The occupier in 1901 was Mr Sackville Herbert Owen whose son became agent for the Picton Estate and who lived at Hill, Narberth. When Mr Duffy puchased the property in 1938 the occupier had been Mrs Hore daughter of the above S.H.Owen and widow of a solicitor(?). At this point the property was in great need of repair. Mr Duffy's parents lived there during the war when it was requisitioned by the army. Mr Duffy recalls the cultivated gardens which reputedly contained a large range of plants and the walled kitchen garden wth its two large glasshouses but the army treated the whole place as a camp. The gardens never recovered.
When Mr Duffy and his brother returned from the war they set up a vehicle repair place at the north end of the kitchen garden using the stable buildings . At some point Mr Duffy was able to purchase the freehold from Tenby council and the triangular area (No 22) was taken for road improvements; a filling station was later built there.
Later again Mr Duffy sold the repairwork site to the Post Office which demolished the Flemish chimney and cleared much of the site. Is the stone building there the stables? The brothers then occupied the southern two-thirds of the kitchen garden area where they have built a number of structures. The business thrive under the management of Mr Duffy's nephew. Some of the original wall can be discerned behind the filling station, at the south end and a little way up the west side from the south end. There probably never was a wall along most of the west side which is set against the steep bank.
The site is entered by a short sloping drive from Heywood Lane at the top of which are stone gate jambs with a smart modern nameplate on the left-hand side.Two paths remain on the steep wooded slope in front of the house - one at each end of the site - linking with a path along the contour about half way down. Some steps remain down the steepest (lower) part. There are some mature trees especially to the northern end (i.e. the most sheltered). These include a lime, some evergreen oaks and some conifers (GH thinks the largest is a C. macrocarpa). There are also many younger trees.
No other garden features were observed. The part-time gardener is not really managing to keep the garden tidy but has managed so far to cut the grass on the level (lawn) areas.
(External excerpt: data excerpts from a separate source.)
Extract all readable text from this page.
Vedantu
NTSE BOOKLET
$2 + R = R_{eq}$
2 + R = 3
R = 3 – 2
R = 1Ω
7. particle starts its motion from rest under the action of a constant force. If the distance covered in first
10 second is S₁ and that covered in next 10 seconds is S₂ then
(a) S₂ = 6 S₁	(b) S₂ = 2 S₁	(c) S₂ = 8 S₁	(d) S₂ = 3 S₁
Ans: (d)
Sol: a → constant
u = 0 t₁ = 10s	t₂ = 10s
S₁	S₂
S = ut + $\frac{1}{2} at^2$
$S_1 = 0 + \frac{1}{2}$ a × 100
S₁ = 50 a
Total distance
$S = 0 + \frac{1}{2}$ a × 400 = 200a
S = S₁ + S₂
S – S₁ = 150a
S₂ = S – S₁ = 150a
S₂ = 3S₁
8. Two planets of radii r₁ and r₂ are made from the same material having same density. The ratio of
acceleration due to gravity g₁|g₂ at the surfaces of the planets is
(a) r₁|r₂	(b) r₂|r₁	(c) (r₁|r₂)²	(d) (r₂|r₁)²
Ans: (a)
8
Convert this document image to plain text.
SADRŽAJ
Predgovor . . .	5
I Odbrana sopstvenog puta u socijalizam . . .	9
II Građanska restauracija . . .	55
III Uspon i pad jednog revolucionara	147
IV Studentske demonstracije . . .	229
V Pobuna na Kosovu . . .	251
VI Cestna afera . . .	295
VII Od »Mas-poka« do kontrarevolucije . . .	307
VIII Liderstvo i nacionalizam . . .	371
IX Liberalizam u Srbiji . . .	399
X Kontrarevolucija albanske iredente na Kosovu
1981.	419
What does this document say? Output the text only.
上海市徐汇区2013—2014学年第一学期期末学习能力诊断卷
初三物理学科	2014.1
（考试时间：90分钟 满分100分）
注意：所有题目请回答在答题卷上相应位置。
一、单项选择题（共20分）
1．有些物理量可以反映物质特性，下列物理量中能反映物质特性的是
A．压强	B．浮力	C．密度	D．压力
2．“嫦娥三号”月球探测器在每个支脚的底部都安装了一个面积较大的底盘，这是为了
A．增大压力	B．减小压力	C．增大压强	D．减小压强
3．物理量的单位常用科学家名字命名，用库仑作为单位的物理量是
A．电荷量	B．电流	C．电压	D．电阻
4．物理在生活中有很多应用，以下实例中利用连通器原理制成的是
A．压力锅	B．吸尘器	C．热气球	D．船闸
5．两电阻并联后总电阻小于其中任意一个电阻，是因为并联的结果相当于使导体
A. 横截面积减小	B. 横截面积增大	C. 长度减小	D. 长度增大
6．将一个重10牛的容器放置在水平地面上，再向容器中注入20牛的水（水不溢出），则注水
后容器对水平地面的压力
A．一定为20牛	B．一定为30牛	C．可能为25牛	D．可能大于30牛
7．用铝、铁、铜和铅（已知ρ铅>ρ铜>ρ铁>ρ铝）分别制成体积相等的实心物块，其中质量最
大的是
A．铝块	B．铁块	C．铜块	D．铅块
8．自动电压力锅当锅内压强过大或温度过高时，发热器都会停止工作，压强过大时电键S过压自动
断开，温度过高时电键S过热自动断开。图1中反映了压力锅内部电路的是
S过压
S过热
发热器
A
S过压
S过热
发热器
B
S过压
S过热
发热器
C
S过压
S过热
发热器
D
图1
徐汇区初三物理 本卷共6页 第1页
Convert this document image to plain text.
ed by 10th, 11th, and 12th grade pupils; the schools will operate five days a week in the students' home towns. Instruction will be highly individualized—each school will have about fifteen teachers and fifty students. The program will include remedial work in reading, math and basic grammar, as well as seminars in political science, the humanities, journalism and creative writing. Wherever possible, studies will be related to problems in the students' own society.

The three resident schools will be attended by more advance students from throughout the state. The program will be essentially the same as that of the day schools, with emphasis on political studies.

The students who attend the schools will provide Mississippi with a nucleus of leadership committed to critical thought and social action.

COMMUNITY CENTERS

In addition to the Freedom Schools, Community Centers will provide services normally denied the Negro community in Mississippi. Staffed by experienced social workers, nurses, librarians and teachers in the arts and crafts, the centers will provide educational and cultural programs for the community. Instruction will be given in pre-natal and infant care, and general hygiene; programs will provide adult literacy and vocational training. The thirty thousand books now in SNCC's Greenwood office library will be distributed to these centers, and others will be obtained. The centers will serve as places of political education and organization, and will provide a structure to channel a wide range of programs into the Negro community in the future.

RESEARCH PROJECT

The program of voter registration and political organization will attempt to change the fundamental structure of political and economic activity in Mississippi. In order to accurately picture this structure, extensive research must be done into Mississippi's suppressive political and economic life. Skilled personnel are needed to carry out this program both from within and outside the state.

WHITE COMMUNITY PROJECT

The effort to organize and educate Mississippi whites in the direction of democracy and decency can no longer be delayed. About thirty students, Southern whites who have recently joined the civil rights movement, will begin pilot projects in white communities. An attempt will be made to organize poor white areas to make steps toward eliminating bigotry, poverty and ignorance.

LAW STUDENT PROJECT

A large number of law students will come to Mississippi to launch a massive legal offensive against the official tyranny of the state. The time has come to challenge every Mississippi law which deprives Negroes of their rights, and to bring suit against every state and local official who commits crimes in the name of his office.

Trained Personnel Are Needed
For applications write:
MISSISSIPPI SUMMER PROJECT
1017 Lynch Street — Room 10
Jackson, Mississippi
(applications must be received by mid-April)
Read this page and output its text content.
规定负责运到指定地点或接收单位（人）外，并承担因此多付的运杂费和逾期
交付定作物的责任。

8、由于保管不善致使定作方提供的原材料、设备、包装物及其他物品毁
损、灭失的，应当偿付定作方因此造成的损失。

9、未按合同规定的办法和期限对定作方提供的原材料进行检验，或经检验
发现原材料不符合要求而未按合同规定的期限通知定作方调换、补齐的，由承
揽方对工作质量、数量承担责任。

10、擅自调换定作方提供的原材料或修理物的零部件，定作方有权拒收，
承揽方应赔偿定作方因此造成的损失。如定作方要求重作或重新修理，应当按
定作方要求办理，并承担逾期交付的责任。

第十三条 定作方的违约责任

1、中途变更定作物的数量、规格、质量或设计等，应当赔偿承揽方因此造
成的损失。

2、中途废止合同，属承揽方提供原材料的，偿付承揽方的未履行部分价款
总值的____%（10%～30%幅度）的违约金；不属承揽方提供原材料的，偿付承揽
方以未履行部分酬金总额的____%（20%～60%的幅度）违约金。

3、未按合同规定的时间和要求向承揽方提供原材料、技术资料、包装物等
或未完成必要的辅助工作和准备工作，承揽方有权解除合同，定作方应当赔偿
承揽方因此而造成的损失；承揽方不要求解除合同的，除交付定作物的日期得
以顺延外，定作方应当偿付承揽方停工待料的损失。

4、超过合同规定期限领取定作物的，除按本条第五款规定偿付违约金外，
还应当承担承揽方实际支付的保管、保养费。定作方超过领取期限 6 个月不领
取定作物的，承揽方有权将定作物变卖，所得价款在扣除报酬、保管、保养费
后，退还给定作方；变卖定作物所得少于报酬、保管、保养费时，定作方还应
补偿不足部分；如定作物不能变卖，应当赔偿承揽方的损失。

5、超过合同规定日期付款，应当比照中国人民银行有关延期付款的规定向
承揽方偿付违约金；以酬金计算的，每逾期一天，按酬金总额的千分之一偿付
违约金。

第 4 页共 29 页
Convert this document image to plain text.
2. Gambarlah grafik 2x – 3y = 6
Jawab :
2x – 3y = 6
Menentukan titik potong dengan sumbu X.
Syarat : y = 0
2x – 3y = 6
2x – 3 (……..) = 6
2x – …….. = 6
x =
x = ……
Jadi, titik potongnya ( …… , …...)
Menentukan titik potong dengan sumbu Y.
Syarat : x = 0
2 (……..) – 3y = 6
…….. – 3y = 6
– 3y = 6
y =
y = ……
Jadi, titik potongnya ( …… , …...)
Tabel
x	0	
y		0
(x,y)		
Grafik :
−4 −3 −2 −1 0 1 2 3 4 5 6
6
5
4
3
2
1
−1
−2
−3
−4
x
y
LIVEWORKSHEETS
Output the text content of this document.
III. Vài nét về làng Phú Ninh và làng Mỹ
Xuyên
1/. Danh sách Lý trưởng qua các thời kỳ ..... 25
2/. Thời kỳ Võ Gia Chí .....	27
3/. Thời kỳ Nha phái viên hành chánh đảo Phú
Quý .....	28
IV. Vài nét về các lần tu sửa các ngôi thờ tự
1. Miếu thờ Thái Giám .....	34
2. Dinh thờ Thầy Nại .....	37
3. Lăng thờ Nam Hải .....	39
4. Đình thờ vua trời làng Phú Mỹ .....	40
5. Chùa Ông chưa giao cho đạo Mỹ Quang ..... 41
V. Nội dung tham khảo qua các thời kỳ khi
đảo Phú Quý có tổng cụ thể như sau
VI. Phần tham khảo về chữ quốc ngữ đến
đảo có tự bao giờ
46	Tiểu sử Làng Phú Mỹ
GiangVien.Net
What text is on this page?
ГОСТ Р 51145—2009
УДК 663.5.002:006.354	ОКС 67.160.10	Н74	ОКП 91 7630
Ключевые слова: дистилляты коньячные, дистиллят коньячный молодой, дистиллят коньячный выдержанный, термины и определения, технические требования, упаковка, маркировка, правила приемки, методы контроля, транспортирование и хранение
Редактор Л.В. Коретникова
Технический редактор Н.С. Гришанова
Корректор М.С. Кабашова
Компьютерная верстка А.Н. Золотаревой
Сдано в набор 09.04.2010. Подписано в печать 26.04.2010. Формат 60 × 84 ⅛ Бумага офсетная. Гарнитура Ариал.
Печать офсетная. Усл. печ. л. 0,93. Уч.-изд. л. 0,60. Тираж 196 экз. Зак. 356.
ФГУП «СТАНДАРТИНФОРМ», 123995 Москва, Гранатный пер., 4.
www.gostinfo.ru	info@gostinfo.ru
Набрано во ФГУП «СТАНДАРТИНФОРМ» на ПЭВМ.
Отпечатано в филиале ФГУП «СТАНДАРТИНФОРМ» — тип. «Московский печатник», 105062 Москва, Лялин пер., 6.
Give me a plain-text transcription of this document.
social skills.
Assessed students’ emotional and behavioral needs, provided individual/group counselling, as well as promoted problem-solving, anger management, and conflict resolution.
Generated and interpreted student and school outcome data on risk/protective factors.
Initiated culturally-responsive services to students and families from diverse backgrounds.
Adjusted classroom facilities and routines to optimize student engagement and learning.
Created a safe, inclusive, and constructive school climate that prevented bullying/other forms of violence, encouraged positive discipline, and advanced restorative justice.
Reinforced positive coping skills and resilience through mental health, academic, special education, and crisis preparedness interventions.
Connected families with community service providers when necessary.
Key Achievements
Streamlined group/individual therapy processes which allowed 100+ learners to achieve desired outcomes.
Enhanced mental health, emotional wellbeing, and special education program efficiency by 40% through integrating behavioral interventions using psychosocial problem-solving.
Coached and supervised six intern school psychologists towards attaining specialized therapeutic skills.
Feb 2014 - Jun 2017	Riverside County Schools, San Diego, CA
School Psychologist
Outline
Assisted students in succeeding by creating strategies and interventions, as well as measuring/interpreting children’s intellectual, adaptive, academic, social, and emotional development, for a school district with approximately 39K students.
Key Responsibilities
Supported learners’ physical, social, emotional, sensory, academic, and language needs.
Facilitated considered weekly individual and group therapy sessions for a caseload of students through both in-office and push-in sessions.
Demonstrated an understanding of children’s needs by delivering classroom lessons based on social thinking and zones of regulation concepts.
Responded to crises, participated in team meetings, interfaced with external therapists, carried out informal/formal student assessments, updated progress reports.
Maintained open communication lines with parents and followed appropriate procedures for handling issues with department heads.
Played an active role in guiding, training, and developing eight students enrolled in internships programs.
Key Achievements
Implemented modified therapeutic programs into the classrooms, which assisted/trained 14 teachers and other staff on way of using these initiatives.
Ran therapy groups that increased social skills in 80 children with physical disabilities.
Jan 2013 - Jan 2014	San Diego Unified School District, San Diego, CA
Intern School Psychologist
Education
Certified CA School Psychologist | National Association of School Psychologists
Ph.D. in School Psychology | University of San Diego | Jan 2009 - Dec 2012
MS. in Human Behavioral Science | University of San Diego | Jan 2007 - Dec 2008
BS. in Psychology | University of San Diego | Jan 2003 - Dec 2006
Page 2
1840-55 Lt Col (retired) Thomas Josiah Wedgwood. Son of John Wedgwood, married to Anne Tyler (see Allen family pedigrees)
1901 Mr Sackville Herbert Owen
1920 Mrs Hore (Kelly's Directory)

G.Hudson for WHGT
August 2001
entered CSB

2. The walled garden and its glasshouses are visible on the OS 25 inch First and Second Edition Maps.
C.S.Briggs 23.10.05

3. This garden is depicted on the Second Edition Ordnance Survey 25-inch map of Pembrokeshire XLI, sheet 11 (1907). C.H. Nicholas, RCAHMW, 24th August 2006.